La correlazione lineare tra distanza sociale e forme della reciprocità viene sovvertita al margine estremo dell’identità, proprio lì dove si affaccia l’Altro assoluto, lo straniero. Di fronte allo sconosciuto totale e inaspettato, il viandante anonimo, il forestiero di cui nulla si sa, proprio lì dove ci si aspetterebbe il massimo della reciprocità negativa, l’atto di pirateria, lo stupro e il saccheggio, ecco che il cosmopolitismo un po’ vagheggiato dagli scienziati sociali, cioè il riconoscimento di una comune umanità, impone il dovere sacro dell’ospitalità, il riconoscimento che l’Altro è Altro, ma questa alterità è concepibile dentro un comune orizzonte morale di condivisa umanità che impone il dovere di rifocillare il viandante, di dare alloggio al pellegrino, di confortare e accogliere il viaggiatore.
È quindi possibile leggere il cosmopolitismo come un doppio gioco tra ospitanti e ospitati, un dialogo imposto da genealogie diverse della stessa concezione universale dell’umano. Il cosmopolitismo non può mai essere, costitutivamente, monologico, vettoriale in un’unica direzione, quello semmai si chiama nazionalismo, espansionismo, colonizzazione, annessione, al limite «progresso». Il cosmopolitismo necessariamente dialogico di cui proviamo a tracciare i contorni morali è un rapporto almeno bidirezionale, una richiesta e un riconoscimento, un’interpellazione e una risposta, un chiedere e un dare. Dentro questa logica ci saranno forme vernacolari, occidentaliste, strategiche e perfino parassitarie di cosmopolitismo, specchietti per le allodole, adeguamenti di necessità fino a forme utilitaristiche massimizzanti, ma nondimeno il gioco sarà aperto, la partita dell’interazione umana sarà stabilita nei limiti del campo di gioco.

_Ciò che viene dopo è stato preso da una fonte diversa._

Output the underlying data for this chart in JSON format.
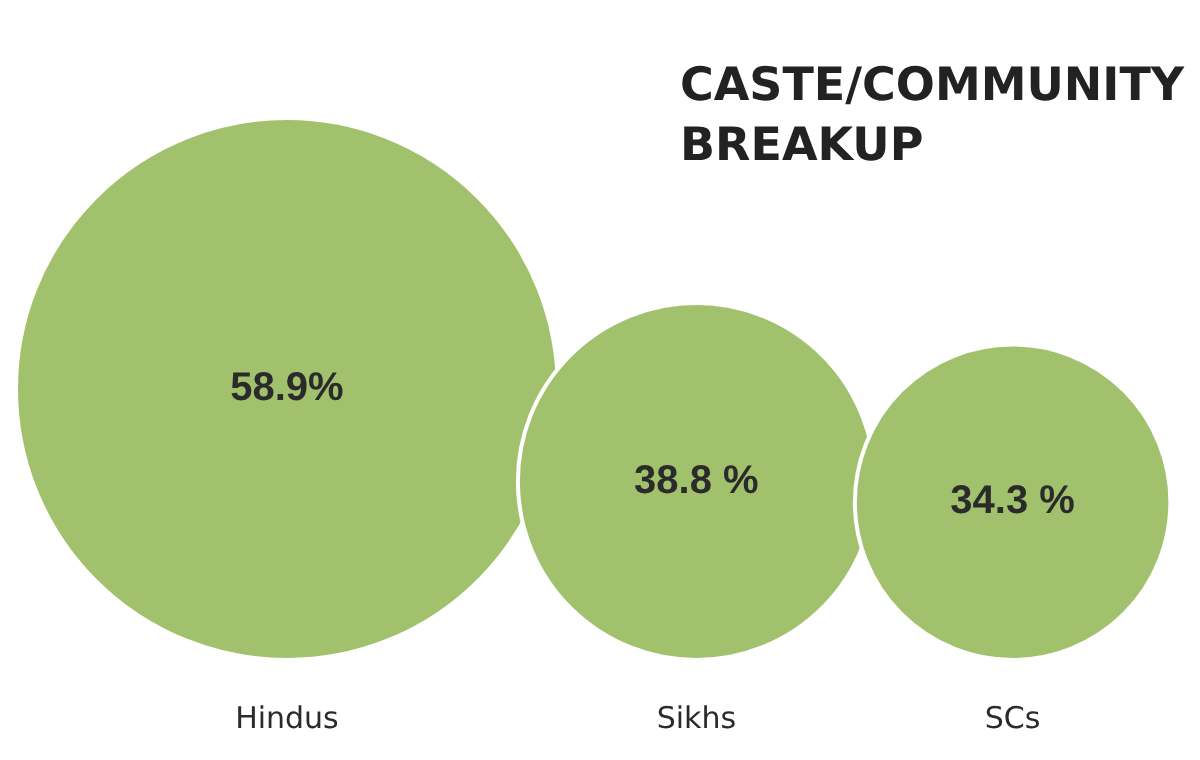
{
  "chart_data": {
    "type": "other",
    "title": "CASTE/COMMUNITY BREAKUP",
    "categories": [
      "Hindus",
      "Sikhs",
      "SCs"
    ],
    "values": [
      58.9,
      38.8,
      34.3
    ],
    "value_labels": [
      "58.9%",
      "38.8 %",
      "34.3 %"
    ],
    "color": "#a2c16c"
  }
}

Il cosmopolitismo è invece finito quando uno dei due si chiama fuori, quando la richiesta di ospitalità è respinta al mittente, quando chiedere non è più consentito e quando prestare soccorso a chi ha bisogno viene percepito come illegittimo o addirittura illegale. A quel punto non serve più chiedersi se il cosmopolitismo abbia una sua radice storica inevitabile nell’Occidente o se invece possa essere sorto autonomamente in altre porzioni dell’umano. A quel punto, quando è stato negato, il cosmopolitismo è stato sradicato, si è spento, non ha più senso parlarne o cercarne la storia. Come il lievito madre, una volta che l’abbiamo lasciato morire non ha più senso chiedersi da dove venisse, originariamente. E se proprio siamo stati noi a crearlo all’inizio di tutto, e gli altri avevano iniziato a usarlo avendolo ricevuto in dono da noi, se ora proprio noi l’abbiamo lasciato morire, annegato nel cimitero del Mediterraneo, questa disgrazia ancor più ci sia grave sulla nostra vergogna.